While there might be disadvantages to such a small class size, a number of benefits were evident. Instead of just one student speaker, all five addressed the crowd. Each of their short speeches included gratitude for feeling part of this community, whether they’d lived here since infancy or arrived in the past year or two. As one newcomer said, “I felt this was home.” One of the teachers spoke about each student as well, identifying their individual strengths and growth, as well as their commitment to question and understand. Two of them want to become carpenters, two plan to study engineering, and one hopes to work as an EMT or paramedic.
I sat near the back of the audience, watching family members nod their heads and smile, just as I had done seventeen years earlier for my own kids. I could tell that a man sitting in the front row was listening intently, jotting notes, and reveling in the celebration along with everyone else. The student who had written him to ask if he’d give the graduation address said, “Please welcome Governor Jay Inslee,” and the audience rose to their feet and applauded as he bounded up the steps of the stage.
Governor Inslee is no stranger to island communities; he’s from Bainbridge Island, and his father spent much time in his final years on Lopez. The governor expressed his pleasure at being invited and then made a claim that is hard to dispute. “Pound for pound, this is the best class in history,” he said.
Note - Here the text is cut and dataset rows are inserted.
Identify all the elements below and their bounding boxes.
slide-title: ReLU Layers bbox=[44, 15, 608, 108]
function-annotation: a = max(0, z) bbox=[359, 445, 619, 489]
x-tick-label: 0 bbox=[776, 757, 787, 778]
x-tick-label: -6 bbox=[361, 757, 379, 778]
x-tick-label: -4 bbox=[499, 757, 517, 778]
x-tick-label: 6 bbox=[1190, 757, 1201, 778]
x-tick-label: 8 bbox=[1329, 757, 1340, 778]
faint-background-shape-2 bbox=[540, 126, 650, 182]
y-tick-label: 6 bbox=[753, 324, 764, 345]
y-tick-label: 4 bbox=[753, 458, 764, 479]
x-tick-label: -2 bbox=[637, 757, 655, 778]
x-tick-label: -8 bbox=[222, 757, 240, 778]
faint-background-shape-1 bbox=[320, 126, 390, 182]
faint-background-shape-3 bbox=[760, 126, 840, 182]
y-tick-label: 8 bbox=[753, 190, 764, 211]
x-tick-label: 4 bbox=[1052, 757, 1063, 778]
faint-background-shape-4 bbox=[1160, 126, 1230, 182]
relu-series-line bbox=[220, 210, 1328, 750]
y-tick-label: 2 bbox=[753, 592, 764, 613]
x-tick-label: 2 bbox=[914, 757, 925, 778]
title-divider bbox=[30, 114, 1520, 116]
Evidently, the governor likes making history. He did so recently when he joined the governors of California and New York to form the U.S. Climate Alliance to uphold the Paris Accord. As of June 7, twelve states and Puerto Rico have joined the alliance, and ten more governors plus the District of Columbia have expressed support. This Washingtonian appreciates Governor Inslee’s leadership on climate change and many other issues. From the cheers and whistles from the crowd, many of my fellow Lopezians do, too.
But he received the most thunderous applause for his follow-up to the historic nature of the small graduating class. He stood a little straighter at the podium and looked out to the crowd. “I’m the first governor in history,” he boomed, “to speak at a graduation wearing a shirt I picked out at the Take-It-Or-Leave-It, thirty-five minutes before the ceremony!” The crowd’s reaction made it clear everyone understood that the Washington governor had gone to our local recycling center at “the dump” to find the blue-and-white-checked shirt he wore under his navy blue suit jacket.
He showed further knowledge of the island when he spoke about waving to all cars, a practice that’s earned Lopez the title of “The Friendly Isle.” He urged the Class of 2017 to use that Friendly Isle awareness to go out to “create a Friendly World.”
The tone grew more serious, though, as the governor reminded us all, “This class faces a threat no other generation has.” He then offered a mini-lesson in what some call climate change’s equally evil twin—ocean acidification. The release of carbon dioxide from industrial and agricultural activities has changed seawater chemistry throughout the world. Inslee’s message included the sobering fact that over the past 200 years, the Salish Sea that surrounds our island has become 30% more acidic. According to the Smithsonian, that’s faster than any known change in ocean chemistry in the last 50 million years.
It will take more than wearing recycled clothes to restore the ocean’s chemical balance (though every effort helps). I suspect that these five graduates will be among those of their generation working to make the sea—and the world—more friendly. THAT will also make history.